共有不動産の売却にはいくつかの方法があって、最も簡単なのは名義人全員が同意して売る方法です。
これなら権利関係が複雑になりませんし、分割してから売却といった手間も掛からないので簡単です。
売却における代金や税金については、持分割合に基づいて決まりますから、この点も明確でスムーズに共有不動産が手放せます。
名義人の1人が自分の持分だけ不動産を売却したい、そういう場合は他の名義人に売るのが狙い目です。

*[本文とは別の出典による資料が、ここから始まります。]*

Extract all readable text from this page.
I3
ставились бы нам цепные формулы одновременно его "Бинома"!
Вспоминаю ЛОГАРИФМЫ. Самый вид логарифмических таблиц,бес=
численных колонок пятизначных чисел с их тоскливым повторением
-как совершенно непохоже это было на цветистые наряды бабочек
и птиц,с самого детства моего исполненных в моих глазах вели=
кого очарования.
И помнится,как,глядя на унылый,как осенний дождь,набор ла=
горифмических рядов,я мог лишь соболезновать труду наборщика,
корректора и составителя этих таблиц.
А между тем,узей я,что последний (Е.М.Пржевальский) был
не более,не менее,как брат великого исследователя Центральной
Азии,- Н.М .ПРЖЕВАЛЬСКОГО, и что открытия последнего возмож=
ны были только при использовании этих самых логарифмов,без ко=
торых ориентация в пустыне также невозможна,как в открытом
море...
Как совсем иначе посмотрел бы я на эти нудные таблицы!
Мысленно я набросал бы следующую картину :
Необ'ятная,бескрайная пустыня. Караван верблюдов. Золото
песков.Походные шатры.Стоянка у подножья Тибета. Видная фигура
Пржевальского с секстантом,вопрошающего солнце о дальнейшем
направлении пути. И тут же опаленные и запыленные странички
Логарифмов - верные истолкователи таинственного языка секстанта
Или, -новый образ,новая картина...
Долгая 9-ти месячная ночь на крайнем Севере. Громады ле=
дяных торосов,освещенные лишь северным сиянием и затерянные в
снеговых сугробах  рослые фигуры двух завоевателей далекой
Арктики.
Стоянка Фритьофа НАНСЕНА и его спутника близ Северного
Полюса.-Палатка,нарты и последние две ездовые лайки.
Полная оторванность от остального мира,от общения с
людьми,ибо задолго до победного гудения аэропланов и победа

他の共有者に対する持分の売却は、共有不動産の所有の割合を変更する形なので、第三者に売却するよりも難易度が低くなります。
共有者が3人以上いる場合は難しくなりますが、2人であれば話し合いがまとまりやすく、どちらか一方がもう一方に売却しやすいです。
共有不動産の売却にはもう1つ、分筆という方法があります。
分筆は敷地の方を分割するやり方で、敷地を分割してそこを単独名義にすることによって、売却しやすくするテクニックです。
共有者の同意を得る必要がなくなるので不動産が扱いやすくなりますが、分筆を納得してもらったり理解を得なくてはいけないのはハードルと言えばハードルです。
分筆には分筆の測量や境界測定といった手間がありますから、それを理解して選択する必要があります。

まとめ

共有不動産は所有者が2人以上で、名義人が複数人いることが売却を難しくしています。
全員の同意が売却における必須条件ですから、関係性が良くなかったり、意見が食い違う状況が発生すると厄介です。
共有不動産は、遺産相続によって発生することが多いので、これもトラブルを招いたり関係の悪化を引き起こす要因になりやすいです。
権利関係が複雑になりがちな共有不動産は、同意して全員で手放したり、誰かが共有する他の人に売るのが比較的簡単だといえます。
分筆という敷地を分割する方法も簡単な方ですから、話がまとまらず一向に売れない場合は、いずれかの方法を検討してみるのが良いでしょう。